1967 AMC Rambler Rebel news, pictures, specifications, and information
The AMC Marlin was a vehicle aimed at competing with a new breed of vehicles. Ford had their Mustang, Chrysler had the Barracuda, and General Motors had their pony cars such as the Camero and Firebird. AMC decided to enter this segment of the market with the Marlin, a vehicle that could best be classified as an intermediate sports sedan. Under the leadership and direction of Roy Abernethy, the AMC Marlin was introduced in early February of 1965 and offered at a base price of $3100. It was in dealer show rooms in March of 1965.

The vehicle was equipped with four-piston front disc brakes and non-servo type rear drums. A three-speed gearbox came standard. Power windows, AM/FM radio, tilt steering, and air conditioning were offered as optional equipment. A wide range of interior and exterior colors allowed even further customization.

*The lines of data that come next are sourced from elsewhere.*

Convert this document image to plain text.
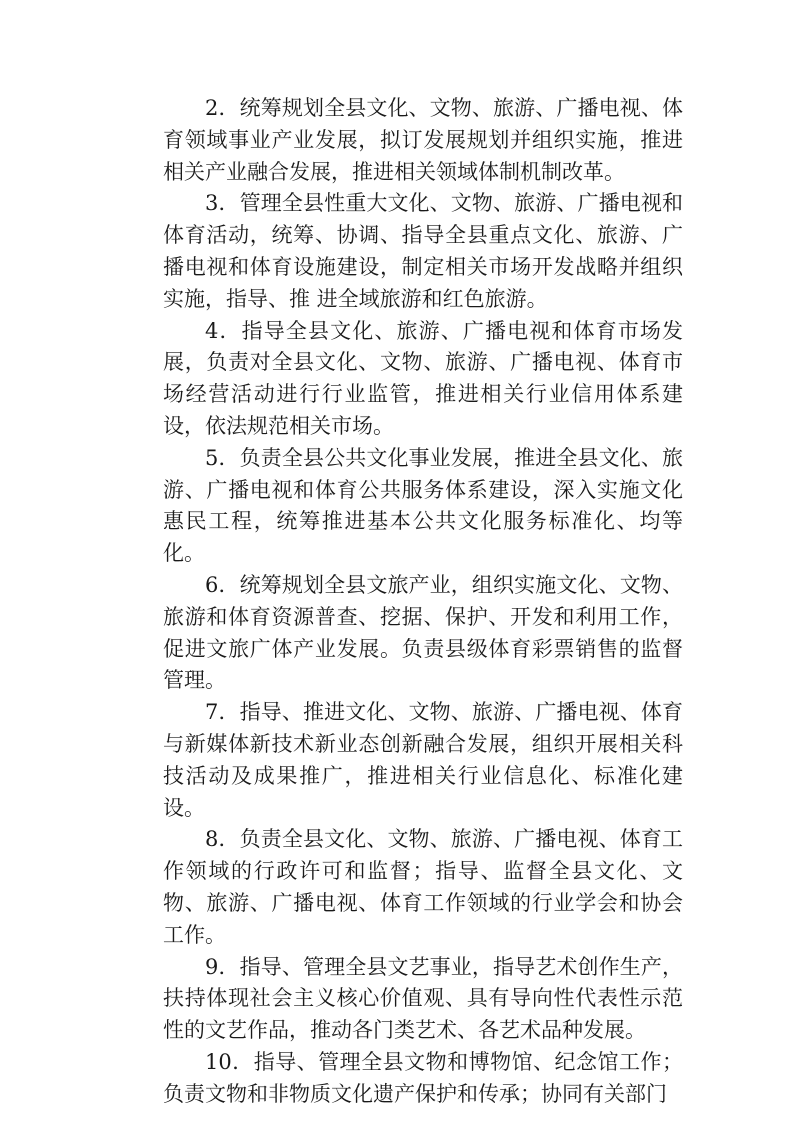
2．统筹规划全县文化、文物、旅游、广播电视、体育领域事业产业发展，拟订发展规划并组织实施，推进相关产业融合发展，推进相关领域体制机制改革。

3．管理全县性重大文化、文物、旅游、广播电视和体育活动，统筹、协调、指导全县重点文化、旅游、广播电视和体育设施建设，制定相关市场开发战略并组织实施，指导、推 进全域旅游和红色旅游。

4．指导全县文化、旅游、广播电视和体育市场发展，负责对全县文化、文物、旅游、广播电视、体育市场经营活动进行行业监管，推进相关行业信用体系建设，依法规范相关市场。

5．负责全县公共文化事业发展，推进全县文化、旅游、广播电视和体育公共服务体系建设，深入实施文化惠民工程，统筹推进基本公共文化服务标准化、均等化。

6．统筹规划全县文旅产业，组织实施文化、文物、旅游和体育资源普查、挖据、保护、开发和利用工作，促进文旅广体产业发展。负责县级体育彩票销售的监督管理。

7．指导、推进文化、文物、旅游、广播电视、体育与新媒体新技术新业态创新融合发展，组织开展相关科技活动及成果推广，推进相关行业信息化、标准化建设。

8．负责全县文化、文物、旅游、广播电视、体育工作领域的行政许可和监督；指导、监督全县文化、文物、旅游、广播电视、体育工作领域的行业学会和协会工作。

9．指导、管理全县文艺事业，指导艺术创作生产，扶持体现社会主义核心价值观、具有导向性代表性示范性的文艺作品，推动各门类艺术、各艺术品种发展。

10．指导、管理全县文物和博物馆、纪念馆工作；负责文物和非物质文化遗产保护和传承；协同有关部门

The Marlin was an immediate success for the company, helping to create a profit of over 5 million dollars. In its first year, 10,327 Marlins were sold.

The 1966 Marlin did not sell as well as the prior year. Sales plummeted by nearly half; only 4547 examples were sold.

In 1966, the Rambler logo was removed from the hood and rear of the vehicle. Minor styling and mechanical changes occurred in 1966, but for the most part, the vehicle remained the same. The base price was lowered to around $2600. A four-speed manual gearbox was not offered. The ability to customize the vehicle continued with the addition of two new engines, a 232 cubic-inch six, and a 327 cubic-inch V8. The 232 cubic-inch, inline-six cylinder engine was capable of producing 155 horsepower, while the V8 produced 250 horsepower.

Drastic changes occurred for the Marlin in 1967. It began using the chassis used on the AMC Ambassador, which increased the size of the vehicle. The length grew by six and one-half inches, the wheelbase by six inches, and the width by four inches. This greatly increased the weight of the vehicle. That being the case, it also created more room for larger engines. A new 290 cubic-inch and 343 cubic-inch V8s were offered.

Sadly, even with all these changes, sales still were slow. In 1967, only 2545 units were sold.